Skwim
Veteran Member
The Texas Board of Education has decided to keep the biblical character of Moses in the part of the social studies curriculum that discusses historical figures important to the founding of the United States.
High school students will continue to learn in government class that Moses, along with William Blackstone, John Locke, and Charles de Montesquieu, were among those who influenced the U.S. founding documents. The Republican-led board voted along party lines to keep Moses in the curriculum, with board Chairwoman Donna Bahorich, R-Houston, abstaining although she has indicated her support of retaining Moses in the past.
“In the United States, the most common book in any household in this time period was in fact the Bible, and people who didn’t necessarily believe in religion as such … still had a great knowledge of the Bible. In referencing Moses in the time period, they would have known who Moses was and that Moses was the law-giver,” said board member Pat Hardy, R-Fort Worth.
Other Republican members said that keeping Moses in the curriculum is legal, citing a Supreme Court ruling in favor of displaying the Ten Commandments on the Texas Capitol grounds.
“In the United States, the most common book in any household in this time period was in fact the Bible, and people who didn’t necessarily believe in religion as such … still had a great knowledge of the Bible. In referencing Moses in the time period, they would have known who Moses was and that Moses was the law-giver,” said board member Pat Hardy, R-Fort Worth.

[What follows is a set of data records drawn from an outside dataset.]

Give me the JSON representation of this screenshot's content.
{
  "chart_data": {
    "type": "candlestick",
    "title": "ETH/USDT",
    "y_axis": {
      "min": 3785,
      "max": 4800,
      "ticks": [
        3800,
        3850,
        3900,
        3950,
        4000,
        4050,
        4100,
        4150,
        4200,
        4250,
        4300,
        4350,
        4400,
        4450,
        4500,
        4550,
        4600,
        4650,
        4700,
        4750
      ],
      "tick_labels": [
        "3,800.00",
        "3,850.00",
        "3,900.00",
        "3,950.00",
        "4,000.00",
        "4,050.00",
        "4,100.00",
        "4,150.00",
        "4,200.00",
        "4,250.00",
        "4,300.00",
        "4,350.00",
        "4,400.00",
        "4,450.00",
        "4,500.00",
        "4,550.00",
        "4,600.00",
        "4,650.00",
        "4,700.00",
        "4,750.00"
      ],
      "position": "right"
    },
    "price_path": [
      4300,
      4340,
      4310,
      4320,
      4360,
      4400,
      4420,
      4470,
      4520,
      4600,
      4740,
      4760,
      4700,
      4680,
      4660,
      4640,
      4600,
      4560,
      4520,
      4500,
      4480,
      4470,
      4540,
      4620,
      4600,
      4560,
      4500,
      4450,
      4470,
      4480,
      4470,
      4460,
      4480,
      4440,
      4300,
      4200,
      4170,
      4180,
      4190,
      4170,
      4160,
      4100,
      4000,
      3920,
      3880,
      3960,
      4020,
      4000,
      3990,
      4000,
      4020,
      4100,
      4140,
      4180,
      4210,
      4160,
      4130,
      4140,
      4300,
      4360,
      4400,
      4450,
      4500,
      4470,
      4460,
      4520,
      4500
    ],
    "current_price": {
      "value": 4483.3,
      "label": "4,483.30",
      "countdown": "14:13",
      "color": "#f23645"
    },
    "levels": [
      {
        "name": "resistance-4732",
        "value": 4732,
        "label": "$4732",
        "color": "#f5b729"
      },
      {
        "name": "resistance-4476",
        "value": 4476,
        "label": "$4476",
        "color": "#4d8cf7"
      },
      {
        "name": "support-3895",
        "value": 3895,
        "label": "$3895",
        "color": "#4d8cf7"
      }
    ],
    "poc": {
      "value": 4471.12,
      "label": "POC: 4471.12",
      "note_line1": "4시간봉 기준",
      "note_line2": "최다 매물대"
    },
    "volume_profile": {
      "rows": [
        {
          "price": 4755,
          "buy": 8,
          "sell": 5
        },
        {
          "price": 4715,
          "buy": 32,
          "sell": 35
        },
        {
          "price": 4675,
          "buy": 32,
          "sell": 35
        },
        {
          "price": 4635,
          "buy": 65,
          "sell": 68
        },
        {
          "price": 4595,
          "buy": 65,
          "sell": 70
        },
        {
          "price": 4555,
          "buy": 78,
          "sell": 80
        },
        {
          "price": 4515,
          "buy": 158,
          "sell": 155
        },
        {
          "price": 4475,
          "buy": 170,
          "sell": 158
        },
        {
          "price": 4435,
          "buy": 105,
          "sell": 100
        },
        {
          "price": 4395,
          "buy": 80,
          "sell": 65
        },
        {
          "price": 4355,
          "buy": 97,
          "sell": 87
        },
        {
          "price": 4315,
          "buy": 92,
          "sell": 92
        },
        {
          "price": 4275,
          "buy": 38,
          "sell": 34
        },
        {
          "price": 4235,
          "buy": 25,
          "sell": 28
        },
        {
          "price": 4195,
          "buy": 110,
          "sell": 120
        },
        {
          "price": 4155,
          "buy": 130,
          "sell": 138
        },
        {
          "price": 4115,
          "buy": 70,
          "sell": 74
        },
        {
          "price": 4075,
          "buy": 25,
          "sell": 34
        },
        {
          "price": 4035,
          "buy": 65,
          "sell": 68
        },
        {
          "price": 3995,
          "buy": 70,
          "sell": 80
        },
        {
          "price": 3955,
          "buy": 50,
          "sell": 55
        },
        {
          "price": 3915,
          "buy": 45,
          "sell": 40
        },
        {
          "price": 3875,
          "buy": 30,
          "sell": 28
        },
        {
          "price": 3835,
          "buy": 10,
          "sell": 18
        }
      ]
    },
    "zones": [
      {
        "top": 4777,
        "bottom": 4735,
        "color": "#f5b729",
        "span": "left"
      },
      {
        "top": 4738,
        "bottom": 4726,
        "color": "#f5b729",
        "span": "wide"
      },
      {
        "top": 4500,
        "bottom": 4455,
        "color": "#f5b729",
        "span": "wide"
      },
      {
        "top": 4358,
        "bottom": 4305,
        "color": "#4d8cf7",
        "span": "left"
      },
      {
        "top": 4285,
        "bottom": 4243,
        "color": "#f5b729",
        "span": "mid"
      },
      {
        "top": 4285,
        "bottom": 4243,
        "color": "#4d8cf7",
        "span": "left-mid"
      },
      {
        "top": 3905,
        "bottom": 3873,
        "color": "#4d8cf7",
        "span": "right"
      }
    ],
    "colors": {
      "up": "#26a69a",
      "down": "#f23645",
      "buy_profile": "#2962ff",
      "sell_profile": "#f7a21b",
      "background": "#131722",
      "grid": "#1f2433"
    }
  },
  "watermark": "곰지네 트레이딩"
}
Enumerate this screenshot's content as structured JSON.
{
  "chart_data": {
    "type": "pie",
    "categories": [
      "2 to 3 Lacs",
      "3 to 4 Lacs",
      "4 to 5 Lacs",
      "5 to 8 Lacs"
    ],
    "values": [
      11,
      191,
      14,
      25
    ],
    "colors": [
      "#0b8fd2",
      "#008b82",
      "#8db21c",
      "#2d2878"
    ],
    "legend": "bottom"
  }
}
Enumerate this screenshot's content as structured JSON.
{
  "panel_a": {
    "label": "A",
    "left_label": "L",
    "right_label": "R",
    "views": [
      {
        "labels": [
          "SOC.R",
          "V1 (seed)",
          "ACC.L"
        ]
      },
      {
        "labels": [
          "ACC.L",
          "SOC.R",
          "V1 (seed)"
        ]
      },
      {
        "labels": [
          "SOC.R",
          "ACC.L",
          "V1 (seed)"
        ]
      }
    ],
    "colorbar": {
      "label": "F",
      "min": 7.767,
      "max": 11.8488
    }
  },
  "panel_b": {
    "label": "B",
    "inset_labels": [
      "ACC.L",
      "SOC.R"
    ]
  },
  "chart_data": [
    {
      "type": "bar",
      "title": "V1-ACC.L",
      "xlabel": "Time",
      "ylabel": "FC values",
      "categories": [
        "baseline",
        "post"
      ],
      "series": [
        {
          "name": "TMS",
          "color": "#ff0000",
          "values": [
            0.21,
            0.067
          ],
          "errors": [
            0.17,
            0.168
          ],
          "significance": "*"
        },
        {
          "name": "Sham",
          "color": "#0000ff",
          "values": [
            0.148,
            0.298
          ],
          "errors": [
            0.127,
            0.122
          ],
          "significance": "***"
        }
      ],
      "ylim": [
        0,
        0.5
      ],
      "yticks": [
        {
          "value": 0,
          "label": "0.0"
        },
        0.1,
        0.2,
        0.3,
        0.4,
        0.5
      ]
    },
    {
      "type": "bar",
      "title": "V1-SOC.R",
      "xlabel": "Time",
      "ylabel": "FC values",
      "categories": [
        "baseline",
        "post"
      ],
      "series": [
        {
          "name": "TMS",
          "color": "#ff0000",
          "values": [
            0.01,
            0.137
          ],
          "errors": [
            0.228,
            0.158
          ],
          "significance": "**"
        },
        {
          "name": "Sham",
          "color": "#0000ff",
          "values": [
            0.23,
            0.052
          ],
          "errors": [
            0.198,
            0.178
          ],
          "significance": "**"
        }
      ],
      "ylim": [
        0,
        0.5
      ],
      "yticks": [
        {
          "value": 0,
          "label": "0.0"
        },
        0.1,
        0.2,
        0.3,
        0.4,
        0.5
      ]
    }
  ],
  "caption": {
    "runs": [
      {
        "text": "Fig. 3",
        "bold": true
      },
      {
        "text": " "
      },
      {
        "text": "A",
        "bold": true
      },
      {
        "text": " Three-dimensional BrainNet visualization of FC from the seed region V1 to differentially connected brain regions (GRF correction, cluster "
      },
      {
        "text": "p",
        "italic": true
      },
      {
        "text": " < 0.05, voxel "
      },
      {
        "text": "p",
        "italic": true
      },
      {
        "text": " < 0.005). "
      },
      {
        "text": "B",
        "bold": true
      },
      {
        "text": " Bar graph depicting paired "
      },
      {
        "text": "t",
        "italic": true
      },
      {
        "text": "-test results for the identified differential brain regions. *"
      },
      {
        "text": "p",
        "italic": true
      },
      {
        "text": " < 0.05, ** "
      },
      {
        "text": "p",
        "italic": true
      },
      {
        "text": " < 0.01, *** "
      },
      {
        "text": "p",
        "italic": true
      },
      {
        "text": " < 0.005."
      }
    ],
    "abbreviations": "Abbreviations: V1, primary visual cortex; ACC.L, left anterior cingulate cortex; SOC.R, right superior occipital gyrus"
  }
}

Other Republican members said that keeping Moses in the curriculum is legal, citing a Supreme Court ruling in favor of displaying the Ten Commandments on the Texas Capitol grounds.
That makes absolutely no sense. The Bible was popular when the United States was founded because we hardly had the kind of religious diversity then that we do now and because the Christianity they practiced at the time was far removed from the sort of right-wing political evangelicalism that makes up this Texas board. Just because a religion is popular doesn’t mean history should be rewritten to accommodate it.
It also doesn’t make sense to call Moses the “law-giver” in a public school curriculum. He is the law-giver for certain religious groups, and even then only in a historical sense, but secular people who have studied history understand that his “laws” were simply rehashed versions of moral codes from his local neighbors.